“BILAL’S STAND” | writer-director, Sultan Sharrief
[PREMIERE SCREENING: Monday, Jan. 25, 9:00 pm — Yarrow Hotel Theatre, Park City]
The hardest decision I had to make while shooting my film Bilal’s Stand was to do reshoots in a different format. The film was originally shot on 16mm film. I love the process of film from loading the camera to seeing dailies for the first time. I love the stubborn, sometimes unforgiving nature of the medium and the care required to get the beauty you want. I often joke and say that film and I have a “Ross and Rachel” type relationship. You know you have strong feelings but it’s so damn difficult sometimes to make it work. I even started a youth program called Student EFEX — Encouraging the Filmmaking Experience — that teaches life skills through the art of filmmaking. Coming from metro-Detroit, I gained an appreciation for the way in which the process of efficient filmmaking is representative of living a successful life.
After our initial shoot, reshoots and editing I was still unsatisfied with the film. We had never been able to raise the money to shoot the material the way I wanted. After trying for more than a year to raise more funds, I came to a realization: I could reshoot the material I wanted on HD-DV or settle for the film as it was. Shooting this film — my first film — was literally a dream come true. And at this juncture I felt I knew the answer to Langston Hughes’s question of what happens to a dream deferred. Also shooting a film in inner-city Detroit with an all-student crew I was concerned about the nonprofessional (and, dare I say it, ghetto) stigma that could easily be attached to the project. I didn’t want to give anyone another reason to write the film off as something uninteresting or not competitive. After thinking long and hard, I decided that the story was bigger than my selfish desires of how I thought I should tell it and insecurities about how people would judge it. So we shot on video.

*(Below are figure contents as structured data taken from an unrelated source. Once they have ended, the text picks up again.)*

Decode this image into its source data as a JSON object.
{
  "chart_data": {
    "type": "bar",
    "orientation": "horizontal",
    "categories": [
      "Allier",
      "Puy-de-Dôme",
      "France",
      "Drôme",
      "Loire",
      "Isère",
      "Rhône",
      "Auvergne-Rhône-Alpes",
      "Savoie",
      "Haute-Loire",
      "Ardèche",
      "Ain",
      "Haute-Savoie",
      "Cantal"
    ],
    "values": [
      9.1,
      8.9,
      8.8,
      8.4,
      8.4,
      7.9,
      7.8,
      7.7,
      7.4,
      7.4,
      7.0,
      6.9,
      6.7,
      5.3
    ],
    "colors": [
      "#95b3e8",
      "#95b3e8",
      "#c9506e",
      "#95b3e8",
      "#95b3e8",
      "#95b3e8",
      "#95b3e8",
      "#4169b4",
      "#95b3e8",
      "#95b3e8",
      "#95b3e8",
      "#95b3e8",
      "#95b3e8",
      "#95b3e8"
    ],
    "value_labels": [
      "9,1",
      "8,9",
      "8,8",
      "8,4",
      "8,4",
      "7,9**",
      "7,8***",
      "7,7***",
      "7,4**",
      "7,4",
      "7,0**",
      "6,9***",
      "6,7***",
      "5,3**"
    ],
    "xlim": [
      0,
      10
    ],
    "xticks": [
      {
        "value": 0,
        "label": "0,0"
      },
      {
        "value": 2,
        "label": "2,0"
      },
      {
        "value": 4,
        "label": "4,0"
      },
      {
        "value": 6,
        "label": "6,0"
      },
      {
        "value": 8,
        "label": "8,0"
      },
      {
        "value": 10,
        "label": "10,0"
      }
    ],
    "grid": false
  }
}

We did another round of reshoots on HD-DV and blended it with the 16mm footage. At first it didn’t feel natural and I kept trying to minimize it as much as possible. But then, after doing some test screenings, I realized that this shift worked even better for the film than if we had shot on film. In the movie the main character, Bilal, drives a cab around the streets of Detroit. We could never get enough money to properly light and shoot the scenes on 16mm so the HD made it easier to shoot in a moving vehicle at night (in a city where most of the street lights are busted out). HD also gave the film a kind of Taxi Cab Confessions-feel that works so incredibly well. This unconventional look of blended media gave me the courage to try something I had always wanted to do: use animation to try to show the outside world how the sometimes desolate streets of Detroit can be beautiful and monumental in the eyes of the city’s youth. Evidently it was effective. The film tested better than ever with several different demographics. In retrospect it let me know that sometimes accepting where you are and doing the best you can is all one can do. And for once, being broke ended up working out better than if we would have had money.